Broken English is a 1981 drama film based on the theme of interracial romance. It is the only film to feature Oona O'Neill in an acting role.

==Plot==
Partly subtitled, the film follows the story of Sarah, who comes under fire from her family, friends and colleagues when she marries an African man, Maas. When she discovers that Maas is part of an underground group of South African freedom fighters, she must analyze her own political and sexual beliefs.

==Cast==

- Beverly Ross as Sarah
- Jacques Martial as Maas
- Greta Ronningen as Leslie
- Mansour Sy as Cheekh
- Oona O'Neill as Sarah's Mother
- Frankie Stein as Cecile
- Sandy Whitelaw as Arms Dealer
- Hassane Fall as Amidau
- Valérie Kling as Agency Woman
- Michel Nicolini as Merchant
- Serge Rynecki as Jacques
- Réginald Huguenin as Pat
- Makhete Diallo as Makhete

==Production==
Broken English was the directorial debut of Michie Gleason.
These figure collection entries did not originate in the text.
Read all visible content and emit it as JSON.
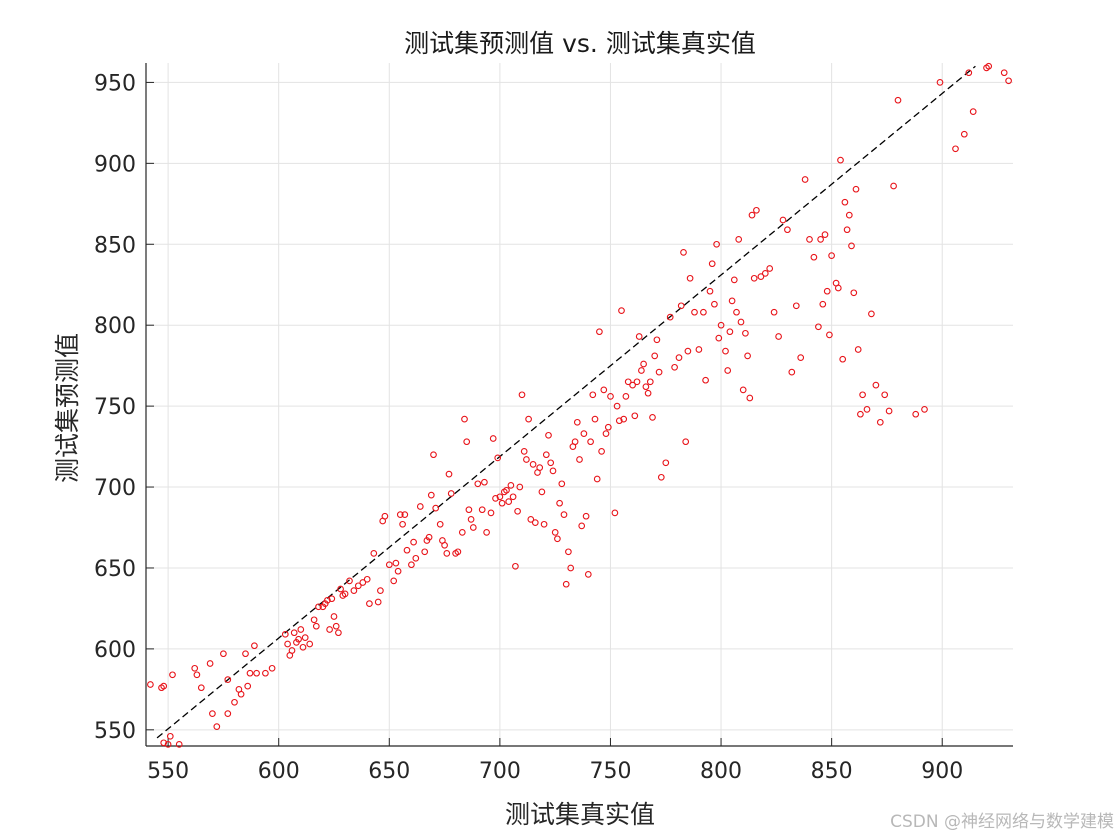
{
  "chart_data": {
    "type": "scatter",
    "title": "测试集预测值 vs. 测试集真实值",
    "xlabel": "测试集真实值",
    "ylabel": "测试集预测值",
    "xlim": [
      540,
      932
    ],
    "ylim": [
      540,
      962
    ],
    "xticks": [
      550,
      600,
      650,
      700,
      750,
      800,
      850,
      900
    ],
    "yticks": [
      550,
      600,
      650,
      700,
      750,
      800,
      850,
      900,
      950
    ],
    "grid": true,
    "legend": "none",
    "marker_color": "#e8141a",
    "reference_line": {
      "from": [
        545,
        545
      ],
      "to": [
        915,
        960
      ],
      "color": "#000000",
      "style": "dashed"
    },
    "points": [
      [
        542,
        578
      ],
      [
        547,
        576
      ],
      [
        548,
        577
      ],
      [
        548,
        542
      ],
      [
        550,
        541
      ],
      [
        551,
        546
      ],
      [
        552,
        584
      ],
      [
        555,
        541
      ],
      [
        562,
        588
      ],
      [
        563,
        584
      ],
      [
        565,
        576
      ],
      [
        569,
        591
      ],
      [
        570,
        560
      ],
      [
        572,
        552
      ],
      [
        575,
        597
      ],
      [
        577,
        581
      ],
      [
        577,
        560
      ],
      [
        580,
        567
      ],
      [
        582,
        575
      ],
      [
        583,
        572
      ],
      [
        585,
        597
      ],
      [
        586,
        577
      ],
      [
        587,
        585
      ],
      [
        589,
        602
      ],
      [
        590,
        585
      ],
      [
        594,
        585
      ],
      [
        597,
        588
      ],
      [
        603,
        609
      ],
      [
        604,
        603
      ],
      [
        605,
        596
      ],
      [
        606,
        599
      ],
      [
        607,
        610
      ],
      [
        608,
        604
      ],
      [
        609,
        606
      ],
      [
        610,
        612
      ],
      [
        611,
        601
      ],
      [
        612,
        607
      ],
      [
        614,
        603
      ],
      [
        616,
        618
      ],
      [
        617,
        614
      ],
      [
        618,
        626
      ],
      [
        620,
        626
      ],
      [
        621,
        628
      ],
      [
        622,
        630
      ],
      [
        623,
        612
      ],
      [
        624,
        631
      ],
      [
        625,
        620
      ],
      [
        626,
        614
      ],
      [
        627,
        610
      ],
      [
        628,
        637
      ],
      [
        629,
        633
      ],
      [
        630,
        634
      ],
      [
        632,
        642
      ],
      [
        634,
        636
      ],
      [
        636,
        639
      ],
      [
        638,
        641
      ],
      [
        640,
        643
      ],
      [
        641,
        628
      ],
      [
        643,
        659
      ],
      [
        645,
        629
      ],
      [
        646,
        636
      ],
      [
        647,
        679
      ],
      [
        648,
        682
      ],
      [
        650,
        652
      ],
      [
        652,
        642
      ],
      [
        653,
        653
      ],
      [
        654,
        648
      ],
      [
        655,
        683
      ],
      [
        656,
        677
      ],
      [
        657,
        683
      ],
      [
        658,
        661
      ],
      [
        660,
        652
      ],
      [
        661,
        666
      ],
      [
        662,
        656
      ],
      [
        664,
        688
      ],
      [
        666,
        660
      ],
      [
        667,
        667
      ],
      [
        668,
        669
      ],
      [
        669,
        695
      ],
      [
        670,
        720
      ],
      [
        671,
        687
      ],
      [
        673,
        677
      ],
      [
        674,
        667
      ],
      [
        675,
        664
      ],
      [
        676,
        659
      ],
      [
        677,
        708
      ],
      [
        678,
        696
      ],
      [
        680,
        659
      ],
      [
        681,
        660
      ],
      [
        683,
        672
      ],
      [
        684,
        742
      ],
      [
        685,
        728
      ],
      [
        686,
        686
      ],
      [
        687,
        680
      ],
      [
        688,
        675
      ],
      [
        690,
        702
      ],
      [
        692,
        686
      ],
      [
        693,
        703
      ],
      [
        694,
        672
      ],
      [
        696,
        684
      ],
      [
        697,
        730
      ],
      [
        698,
        693
      ],
      [
        699,
        718
      ],
      [
        700,
        694
      ],
      [
        701,
        690
      ],
      [
        702,
        697
      ],
      [
        703,
        698
      ],
      [
        704,
        691
      ],
      [
        705,
        701
      ],
      [
        706,
        694
      ],
      [
        707,
        651
      ],
      [
        708,
        685
      ],
      [
        709,
        700
      ],
      [
        710,
        757
      ],
      [
        711,
        722
      ],
      [
        712,
        717
      ],
      [
        713,
        742
      ],
      [
        714,
        680
      ],
      [
        715,
        714
      ],
      [
        716,
        678
      ],
      [
        717,
        709
      ],
      [
        718,
        712
      ],
      [
        719,
        697
      ],
      [
        720,
        677
      ],
      [
        721,
        720
      ],
      [
        722,
        732
      ],
      [
        723,
        715
      ],
      [
        724,
        710
      ],
      [
        725,
        672
      ],
      [
        726,
        668
      ],
      [
        727,
        690
      ],
      [
        728,
        702
      ],
      [
        729,
        683
      ],
      [
        730,
        640
      ],
      [
        731,
        660
      ],
      [
        732,
        650
      ],
      [
        733,
        725
      ],
      [
        734,
        728
      ],
      [
        735,
        740
      ],
      [
        736,
        717
      ],
      [
        737,
        676
      ],
      [
        738,
        733
      ],
      [
        739,
        682
      ],
      [
        740,
        646
      ],
      [
        741,
        728
      ],
      [
        742,
        757
      ],
      [
        743,
        742
      ],
      [
        744,
        705
      ],
      [
        745,
        796
      ],
      [
        746,
        722
      ],
      [
        747,
        760
      ],
      [
        748,
        733
      ],
      [
        749,
        737
      ],
      [
        750,
        756
      ],
      [
        752,
        684
      ],
      [
        753,
        750
      ],
      [
        754,
        741
      ],
      [
        755,
        809
      ],
      [
        756,
        742
      ],
      [
        757,
        756
      ],
      [
        758,
        765
      ],
      [
        760,
        763
      ],
      [
        761,
        744
      ],
      [
        762,
        765
      ],
      [
        763,
        793
      ],
      [
        764,
        772
      ],
      [
        765,
        776
      ],
      [
        766,
        762
      ],
      [
        767,
        758
      ],
      [
        768,
        765
      ],
      [
        769,
        743
      ],
      [
        770,
        781
      ],
      [
        771,
        791
      ],
      [
        772,
        771
      ],
      [
        773,
        706
      ],
      [
        775,
        715
      ],
      [
        777,
        805
      ],
      [
        779,
        774
      ],
      [
        781,
        780
      ],
      [
        782,
        812
      ],
      [
        783,
        845
      ],
      [
        784,
        728
      ],
      [
        785,
        784
      ],
      [
        786,
        829
      ],
      [
        788,
        808
      ],
      [
        790,
        785
      ],
      [
        792,
        808
      ],
      [
        793,
        766
      ],
      [
        795,
        821
      ],
      [
        796,
        838
      ],
      [
        797,
        813
      ],
      [
        798,
        850
      ],
      [
        799,
        792
      ],
      [
        800,
        800
      ],
      [
        802,
        784
      ],
      [
        803,
        772
      ],
      [
        804,
        796
      ],
      [
        805,
        815
      ],
      [
        806,
        828
      ],
      [
        807,
        808
      ],
      [
        808,
        853
      ],
      [
        809,
        802
      ],
      [
        810,
        760
      ],
      [
        811,
        795
      ],
      [
        812,
        781
      ],
      [
        813,
        755
      ],
      [
        814,
        868
      ],
      [
        815,
        829
      ],
      [
        816,
        871
      ],
      [
        818,
        830
      ],
      [
        820,
        832
      ],
      [
        822,
        835
      ],
      [
        824,
        808
      ],
      [
        826,
        793
      ],
      [
        828,
        865
      ],
      [
        830,
        859
      ],
      [
        832,
        771
      ],
      [
        834,
        812
      ],
      [
        836,
        780
      ],
      [
        838,
        890
      ],
      [
        840,
        853
      ],
      [
        842,
        842
      ],
      [
        844,
        799
      ],
      [
        845,
        853
      ],
      [
        846,
        813
      ],
      [
        847,
        856
      ],
      [
        848,
        821
      ],
      [
        849,
        794
      ],
      [
        850,
        843
      ],
      [
        852,
        826
      ],
      [
        853,
        823
      ],
      [
        854,
        902
      ],
      [
        855,
        779
      ],
      [
        856,
        876
      ],
      [
        857,
        859
      ],
      [
        858,
        868
      ],
      [
        859,
        849
      ],
      [
        860,
        820
      ],
      [
        861,
        884
      ],
      [
        862,
        785
      ],
      [
        863,
        745
      ],
      [
        864,
        757
      ],
      [
        866,
        748
      ],
      [
        868,
        807
      ],
      [
        870,
        763
      ],
      [
        872,
        740
      ],
      [
        874,
        757
      ],
      [
        876,
        747
      ],
      [
        878,
        886
      ],
      [
        880,
        939
      ],
      [
        888,
        745
      ],
      [
        892,
        748
      ],
      [
        899,
        950
      ],
      [
        906,
        909
      ],
      [
        910,
        918
      ],
      [
        912,
        956
      ],
      [
        914,
        932
      ],
      [
        920,
        959
      ],
      [
        921,
        960
      ],
      [
        928,
        956
      ],
      [
        930,
        951
      ]
    ]
  },
  "watermark": "CSDN @神经网络与数学建模"
}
It was produced by Bert Schneider, whom Gleason had conflicts with; he insisted that his wife Greta Ronningen be cast in the film and pressured her to add more sex scenes.

Lorimar, the production company, refused to distribute the completed film because it was not sexually explicit enough. Schneider filed a successful lawsuit against them, but it would be his last picture as a producer. The film has never been shown or released outside of festival screenings.